The battle for a statewide domestic-partnership registry isn’t just a policy fight. It’s personal.
Published: April 9, 2013
“We’re sorry,” the police said. They promised to contact Alan’s family.
I didn’t know what would happen next. I wouldn’t have to wait long to find out.
Within 24 hours, and while Alan’s dried blood was still in my hair, his brother and a family friend were at my house. They quickly set into motion a series of events that, from this one-year distance, seem horrifying, although at the time I was in shock and allowed it all to transpire. They went to the morgue to identify the body, arranged for a local cremation without consulting me, gained access to Alan’s official death certificate, changed his address with the postmaster, promised to get me some ashes, flirted with my girlfriends, walked through the house securing items – computers, financial documents, guns, a chainsaw, a riding lawnmower – that they believed belonged to them, packed up two cars that were registered in my name, took a copy of the Last Will and Testament in which Alan left me everything, and drove off.
It would take an eight-month legal battle (and a nervous breakdown) for me to get back only part of what was rightfully, legally mine.
Though Florida has been making small political strides at the local level with domestic-partnership registries – including those in Orange County and Orlando – the state has historically ignored, or been callous to, the concerns of its gay and lesbian population. In 2008, adding insult to an already existing statute, Florida voters wrote discrimination into the state’s constitution in the form of Amendment 2, a “marriage protection” clause forbidding the state to even consider anything resembling marriage for same-sex couples.

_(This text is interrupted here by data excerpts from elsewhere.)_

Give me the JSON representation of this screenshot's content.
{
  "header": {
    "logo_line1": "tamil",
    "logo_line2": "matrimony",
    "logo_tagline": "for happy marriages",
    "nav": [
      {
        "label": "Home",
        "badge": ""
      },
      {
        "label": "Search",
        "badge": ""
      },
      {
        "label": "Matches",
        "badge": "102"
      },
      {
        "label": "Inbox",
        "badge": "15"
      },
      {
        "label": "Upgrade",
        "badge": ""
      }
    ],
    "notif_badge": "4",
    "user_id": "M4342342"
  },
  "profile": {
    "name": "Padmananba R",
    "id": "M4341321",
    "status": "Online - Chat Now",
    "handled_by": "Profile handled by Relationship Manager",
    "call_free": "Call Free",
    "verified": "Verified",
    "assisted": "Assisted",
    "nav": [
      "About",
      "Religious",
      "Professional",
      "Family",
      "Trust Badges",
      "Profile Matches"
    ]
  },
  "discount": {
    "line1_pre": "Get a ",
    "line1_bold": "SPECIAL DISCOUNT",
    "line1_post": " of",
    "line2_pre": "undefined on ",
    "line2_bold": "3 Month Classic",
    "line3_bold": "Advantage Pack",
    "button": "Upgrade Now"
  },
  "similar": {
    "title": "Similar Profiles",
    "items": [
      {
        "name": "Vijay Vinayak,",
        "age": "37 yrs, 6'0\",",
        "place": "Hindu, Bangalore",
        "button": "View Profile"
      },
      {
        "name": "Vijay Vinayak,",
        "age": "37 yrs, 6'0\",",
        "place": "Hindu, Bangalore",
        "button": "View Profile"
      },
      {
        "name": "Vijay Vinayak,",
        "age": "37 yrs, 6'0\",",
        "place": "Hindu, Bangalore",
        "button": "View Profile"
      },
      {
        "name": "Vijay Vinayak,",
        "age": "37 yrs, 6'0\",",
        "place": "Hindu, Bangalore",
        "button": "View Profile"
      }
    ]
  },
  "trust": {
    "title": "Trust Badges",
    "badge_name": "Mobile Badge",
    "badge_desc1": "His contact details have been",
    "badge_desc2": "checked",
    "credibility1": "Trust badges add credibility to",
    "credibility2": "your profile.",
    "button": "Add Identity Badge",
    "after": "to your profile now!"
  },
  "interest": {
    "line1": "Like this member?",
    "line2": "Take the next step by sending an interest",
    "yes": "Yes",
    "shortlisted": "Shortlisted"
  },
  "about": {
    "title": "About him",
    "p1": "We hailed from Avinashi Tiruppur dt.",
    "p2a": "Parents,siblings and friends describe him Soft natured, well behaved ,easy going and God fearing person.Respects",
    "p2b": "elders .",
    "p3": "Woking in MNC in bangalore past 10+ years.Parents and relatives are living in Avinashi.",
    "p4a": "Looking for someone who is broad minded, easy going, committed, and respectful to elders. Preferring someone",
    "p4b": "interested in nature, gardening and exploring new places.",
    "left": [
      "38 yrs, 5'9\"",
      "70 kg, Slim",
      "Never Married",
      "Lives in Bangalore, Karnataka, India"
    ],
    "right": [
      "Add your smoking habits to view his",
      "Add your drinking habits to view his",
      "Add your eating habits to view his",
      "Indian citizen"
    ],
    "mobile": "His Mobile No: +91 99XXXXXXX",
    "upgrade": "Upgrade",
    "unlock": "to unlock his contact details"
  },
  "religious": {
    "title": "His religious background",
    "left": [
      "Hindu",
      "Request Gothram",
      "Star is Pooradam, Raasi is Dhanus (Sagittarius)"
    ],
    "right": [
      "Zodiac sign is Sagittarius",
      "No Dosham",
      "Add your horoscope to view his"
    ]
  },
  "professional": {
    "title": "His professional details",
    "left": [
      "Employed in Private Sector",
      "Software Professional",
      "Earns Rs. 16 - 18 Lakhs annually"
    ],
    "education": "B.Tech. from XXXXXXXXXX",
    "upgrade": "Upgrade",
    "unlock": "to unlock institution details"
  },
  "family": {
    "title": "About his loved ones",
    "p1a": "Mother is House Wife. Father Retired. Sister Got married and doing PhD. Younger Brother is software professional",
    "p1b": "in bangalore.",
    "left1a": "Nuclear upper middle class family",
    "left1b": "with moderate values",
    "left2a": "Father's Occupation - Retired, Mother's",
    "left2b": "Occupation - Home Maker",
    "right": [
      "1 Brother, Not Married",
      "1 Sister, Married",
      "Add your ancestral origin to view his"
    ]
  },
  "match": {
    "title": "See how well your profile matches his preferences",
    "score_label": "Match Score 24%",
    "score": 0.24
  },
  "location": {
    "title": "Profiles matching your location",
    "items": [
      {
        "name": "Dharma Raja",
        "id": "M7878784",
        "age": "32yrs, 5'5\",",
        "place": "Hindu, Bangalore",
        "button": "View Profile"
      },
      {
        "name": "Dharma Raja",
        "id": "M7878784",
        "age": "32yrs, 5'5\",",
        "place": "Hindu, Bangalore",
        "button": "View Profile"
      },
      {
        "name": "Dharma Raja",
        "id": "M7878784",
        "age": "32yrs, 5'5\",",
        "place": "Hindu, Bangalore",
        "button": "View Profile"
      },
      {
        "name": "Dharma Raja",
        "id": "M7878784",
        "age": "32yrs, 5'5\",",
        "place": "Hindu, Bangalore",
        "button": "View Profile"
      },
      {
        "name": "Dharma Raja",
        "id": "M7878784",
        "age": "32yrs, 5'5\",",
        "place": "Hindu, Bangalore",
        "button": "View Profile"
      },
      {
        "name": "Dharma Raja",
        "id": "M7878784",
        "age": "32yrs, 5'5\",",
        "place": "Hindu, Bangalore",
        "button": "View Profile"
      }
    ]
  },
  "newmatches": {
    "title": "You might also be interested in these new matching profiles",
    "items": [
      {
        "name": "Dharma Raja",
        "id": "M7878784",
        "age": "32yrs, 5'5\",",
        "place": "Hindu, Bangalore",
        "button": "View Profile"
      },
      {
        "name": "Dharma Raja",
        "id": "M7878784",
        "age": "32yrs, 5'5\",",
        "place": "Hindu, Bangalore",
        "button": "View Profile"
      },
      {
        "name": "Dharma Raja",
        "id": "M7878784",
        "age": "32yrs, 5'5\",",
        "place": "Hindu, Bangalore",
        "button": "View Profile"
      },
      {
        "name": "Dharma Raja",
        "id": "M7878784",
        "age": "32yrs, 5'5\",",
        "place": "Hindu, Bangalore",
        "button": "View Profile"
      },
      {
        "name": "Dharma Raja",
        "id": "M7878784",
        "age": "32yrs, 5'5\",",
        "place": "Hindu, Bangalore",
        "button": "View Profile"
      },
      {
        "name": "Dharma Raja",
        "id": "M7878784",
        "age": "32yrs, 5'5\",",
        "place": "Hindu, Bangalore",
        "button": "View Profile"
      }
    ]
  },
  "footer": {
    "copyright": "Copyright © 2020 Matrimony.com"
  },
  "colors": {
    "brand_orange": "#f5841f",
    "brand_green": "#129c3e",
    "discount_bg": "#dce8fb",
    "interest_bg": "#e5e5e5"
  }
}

Amendment 2’s proponents swore that it wouldn’t affect domestic-partnership registries: “What is clear is that this [amendment] will not affect domestic partnerships at all,” Florida Family Policy Council President John Stemberger told the Florida Times-Union in 2008. Of course, the Amendment 2 supporters are today leading the charge against Senate Bill 196, which would establish a statewide domestic-partnership registry. Domestic partnerships, they now claim, are too much like marriage and run afoul of Amendment 2.
SB 196 would mirror many of the fundamental rights offered by local registries, including things like hospital visitation, prison visitation and involvement with the educational activities of shared children. It would also implement some modest estate and inheritance protections. It squeaked by the first of five Senate committees on April 1 with a 5-4 vote, over conservative arguments that gays could achieve the same ends with “good estate planning, or at the very least power of attorney,” as Stemberger said recently.
This is simply not true. I’ve been there, and I’ve gone through it. Alan and I had executed all of the estate-planning mechanisms open to gay couples. I even (somewhat smugly) recorded the process we went through in these pages six years ago [“Keep your matrimony, I’ve got mantrimony,” Oct. 4, 2007]. But as I’ve discovered over the past year, you can’t write yourself into fairness with a notary and some boilerplate documents. These stopgaps don’t add up to real protection, and the undue burden of legal fees and paper chases is patently unfair.